研究実績の概要 |
インジウム(In)曝露による肺障害は、わが国発信の新しい職業性肺疾患である。2013年に特定化学物質第2類物質、またInによる業務上疾患として呼吸器疾患が指定された。しかし、肺以外の毒性評価は知見がなく、腎臓への影響評価は産業医学の喫緊の課題の1つである。本研究の目的は、In取扱い作業者の規模最大の維持フィールドで、腎・肝の慢性影響が生じるのかを検討する。 平成29年度にIn取扱い2工場に勤務する作業者(13名)に健康調査を施行し、影響指標として肝・腎機能検査をした。

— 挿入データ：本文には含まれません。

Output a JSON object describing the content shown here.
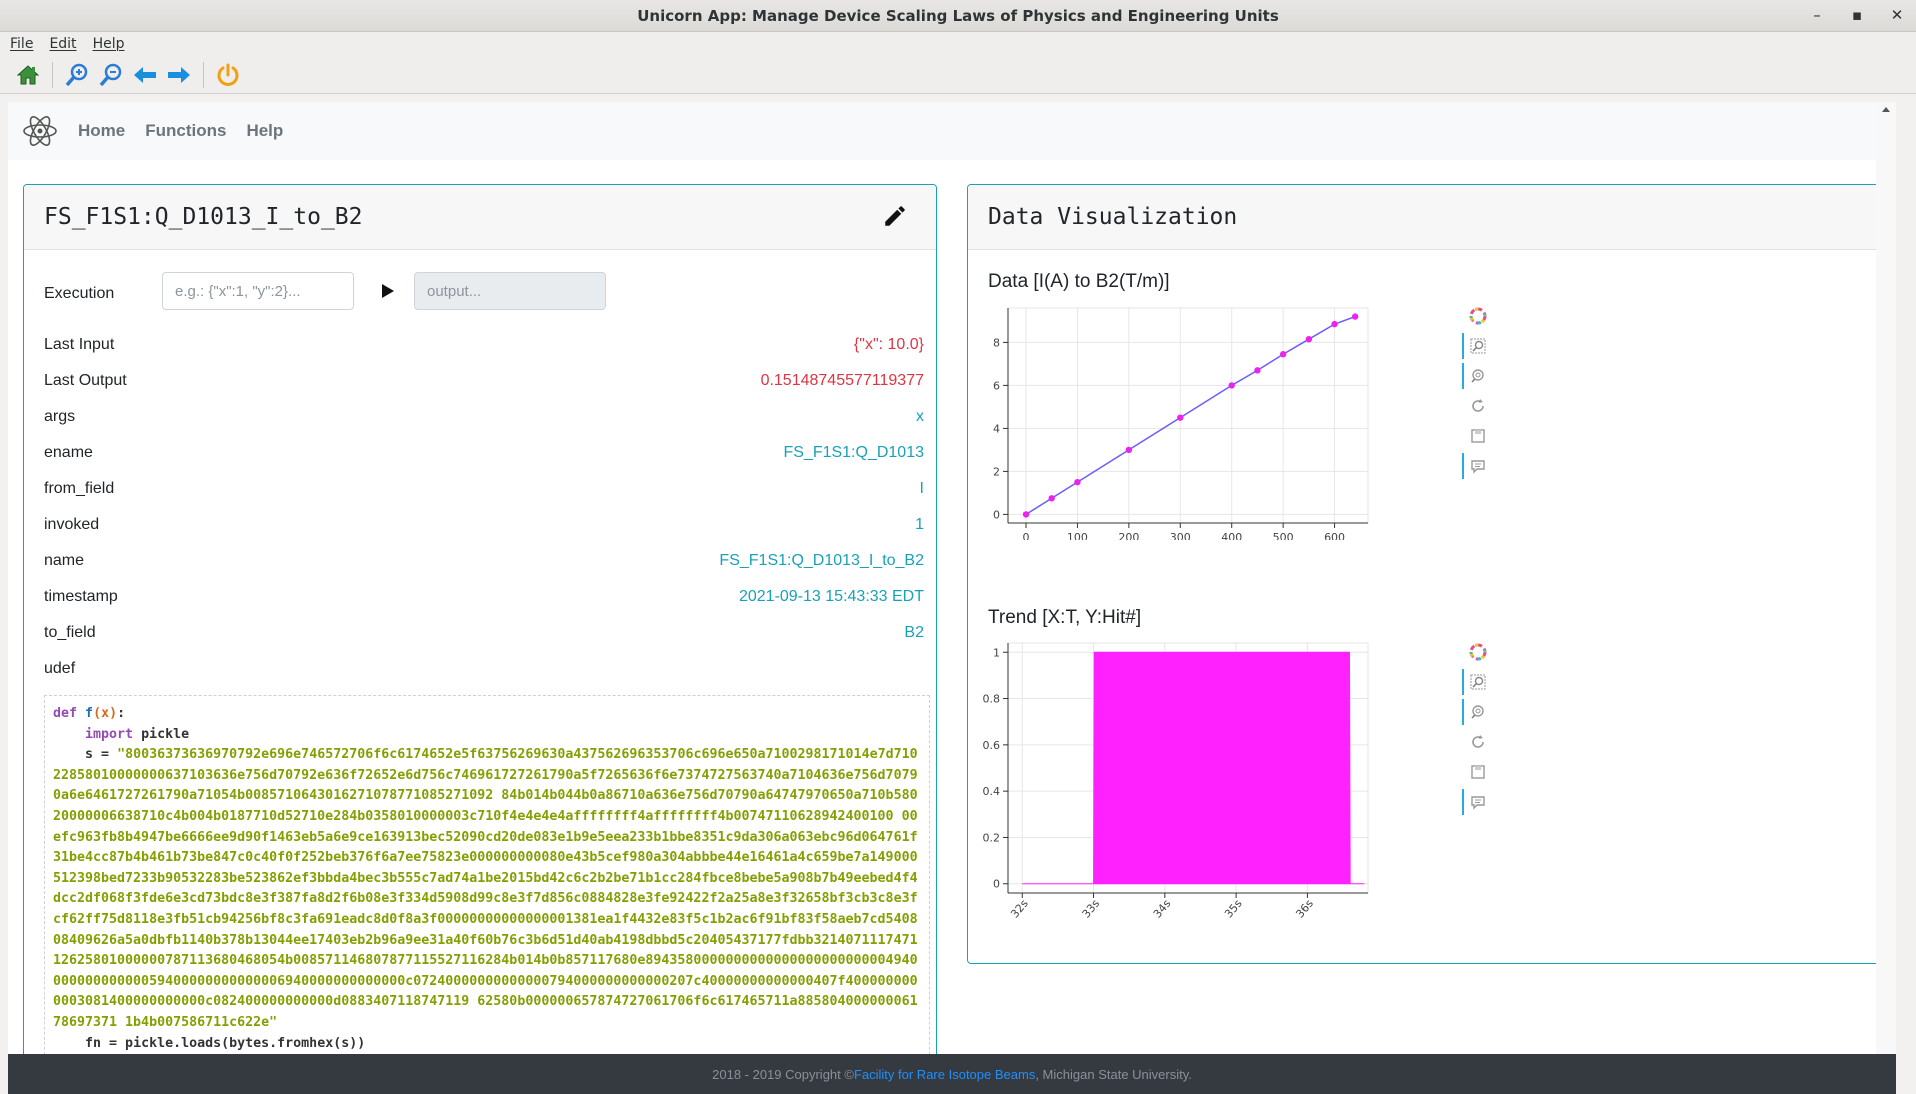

腎癌のincident caseはなかった。中間解析結果は、平均年齢は49歳、全員男性、喫煙歴(現在23%、過去15%、非喫煙62%)、平均血清インジウム濃度(In-S)は2.4ng/ml、KL-6 375U/mlであった。対象者をIn-S濃度別4群(低・中・高・超高濃度群:In-S<1, 1≦In-S<3, 3≦In-S<20, 20≦In-S)に分類し、低(n,8)・中(n,3)・高(n,2) ・超高(n,0)濃度群で、低中濃度群が85%であった。KL-6の平均値は303U/ml、293U/ml、790U/mlと高濃度群で高値であったが、統計学的には有意ではなかった。In-Sと肝機能(ALT、AST、γGTP、ALP)および腎/尿細管機能(Cr、BUN、シスタチンC、NAG、β2MG、α1MG、尿中Alb/Cr)の間に有意な相関は認めなかった。昨年度は、In-S濃度別とシスタチンCの有所見率に関連の傾向を認めたが、本年度は、In-S濃度別(低・中・高濃度群の3群)のシスタチンCの有所見は 3/8(38%)、0/3(0%)、1/2(50%)と関連はなかった。さらに対象数を増やし、最終的には糖尿病、高血圧、飲酒などの交絡要因も考慮した解析をする予定である。